(originally posted 5/31/2018)
He moved into the house freshman year of high school. The tree was already grown enough to sit outside his second story bedroom window. When it was windy it would scratch the siding and when he’d seen a scary movie it would throw shadows in his room and make it difficult to fall asleep.
Sophomore year he met her, so just as he was able to convince himself that there were no such things as monsters he found another reason to have difficulties getting to sleep.
Not all nights spent tossing and turning on your bed are scary.
They were friends and they dated and they had arguments and they grew up.
When they were in college they were friends and they dated and they had arguments and he found that he missed the sound of branches on his window at night. When it got really windy and yet remained silent he had no alternative but to miss her.
His parents were killed in an accident his senior year. He wished that he had missed them more when they were alive. He felt angry at himself for all the hours he’d spent missing her when they could have been spent homesick.
When he graduated he moved back into his house. She got a job in another city. Her last night in town they went out and got drunk and made a promise that if in ten years they hadn’t both found someone they would reunite and get married and live happily ever after. They agreed on the meeting place and the day and the time and then they kissed goodbye.
Nine years and nine months later there was a storm and the tree outside his bedroom window fell down. It cost a fortune to remove and he was disappointed to find that they couldn’t install another tree of equal size in its place. Eventually he went out and bought two small trees and placed them close enough that they would have no option but to grow into each other.
One for his dad.
One for his mom.
The first windy night after the tree had toppled to the ground he sat on his bed and missed the noise of branches scraping the house. He missed his parents. After all the years that had passed he missed her.
And remembered the promise they had made.
The next morning he bought the plane ticket.

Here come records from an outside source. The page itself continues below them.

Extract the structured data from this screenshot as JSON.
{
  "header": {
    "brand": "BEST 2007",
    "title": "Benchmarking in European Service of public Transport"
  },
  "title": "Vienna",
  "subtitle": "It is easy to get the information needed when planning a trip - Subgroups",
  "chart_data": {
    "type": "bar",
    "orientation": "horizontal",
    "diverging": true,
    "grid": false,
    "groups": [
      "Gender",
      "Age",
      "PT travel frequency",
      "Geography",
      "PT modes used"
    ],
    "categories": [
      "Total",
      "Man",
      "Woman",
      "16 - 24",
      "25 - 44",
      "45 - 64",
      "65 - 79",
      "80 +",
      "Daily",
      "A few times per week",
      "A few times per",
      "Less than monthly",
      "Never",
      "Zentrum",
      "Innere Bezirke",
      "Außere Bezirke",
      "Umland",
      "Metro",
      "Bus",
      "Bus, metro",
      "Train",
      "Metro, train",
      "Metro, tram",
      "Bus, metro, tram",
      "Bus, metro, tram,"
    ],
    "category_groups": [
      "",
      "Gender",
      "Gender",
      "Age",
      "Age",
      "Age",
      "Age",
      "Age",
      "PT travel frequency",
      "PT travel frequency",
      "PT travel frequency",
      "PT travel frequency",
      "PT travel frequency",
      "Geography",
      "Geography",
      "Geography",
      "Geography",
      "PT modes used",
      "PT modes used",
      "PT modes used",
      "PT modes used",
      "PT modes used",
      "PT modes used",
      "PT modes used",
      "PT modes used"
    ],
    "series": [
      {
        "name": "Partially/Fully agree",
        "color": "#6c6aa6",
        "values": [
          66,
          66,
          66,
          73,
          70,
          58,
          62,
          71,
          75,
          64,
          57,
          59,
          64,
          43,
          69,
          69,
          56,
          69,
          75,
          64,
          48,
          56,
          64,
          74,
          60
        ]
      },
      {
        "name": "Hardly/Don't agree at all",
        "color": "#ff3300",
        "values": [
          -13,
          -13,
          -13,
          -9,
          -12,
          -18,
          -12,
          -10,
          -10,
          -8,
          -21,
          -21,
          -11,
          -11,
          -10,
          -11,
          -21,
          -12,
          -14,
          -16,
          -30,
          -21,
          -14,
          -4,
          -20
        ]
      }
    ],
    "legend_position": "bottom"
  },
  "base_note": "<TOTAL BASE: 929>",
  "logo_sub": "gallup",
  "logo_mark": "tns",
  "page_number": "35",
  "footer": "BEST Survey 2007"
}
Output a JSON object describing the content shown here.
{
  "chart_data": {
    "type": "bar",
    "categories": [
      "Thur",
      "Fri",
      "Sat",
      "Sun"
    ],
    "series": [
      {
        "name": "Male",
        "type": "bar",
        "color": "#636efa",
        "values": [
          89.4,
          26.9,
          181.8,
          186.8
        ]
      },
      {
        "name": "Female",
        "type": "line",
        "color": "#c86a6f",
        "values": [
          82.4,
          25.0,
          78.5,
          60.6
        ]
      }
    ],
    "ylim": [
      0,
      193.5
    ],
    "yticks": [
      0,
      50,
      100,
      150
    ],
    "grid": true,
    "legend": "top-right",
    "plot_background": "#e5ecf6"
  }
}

The next night he drew a tree on his window blind.
It wasn’t enough.
The next day he bought a small fan and a transparent curtain to put over the blind. On that he drew smaller branches. That night he put the fan on the ground on its slowest setting to blow against the curtain and make the branches sway.
So much effort to try and recapture something that was gone.
He had decided that it was best not to remind the girl of their meeting. Chances are that she’d forgotten and it would hurt too much to hear it.
A few months later he walked into a barber shop with a picture of how he wanted his hair to look. In fairness to the barber, it was a very common style but the model that the hair sat on was shirtless and buff and he knew however much he emulated the cut that his client would be disappointed.
He was, but the next day he boarded the flight anyway. He pulled down the little shade over the window and drew a few branches.
He knew she wouldn’t be there but he hailed a cab and was dropped off out front of their agreed upon destination.
He closed his eyes and thought to himself “Please…”
He opened his eyes and said out loud “Please…”
He walked down the little corridor and his heart ached and he repeated the word “Please” one more time.
He turned the corner and she was there.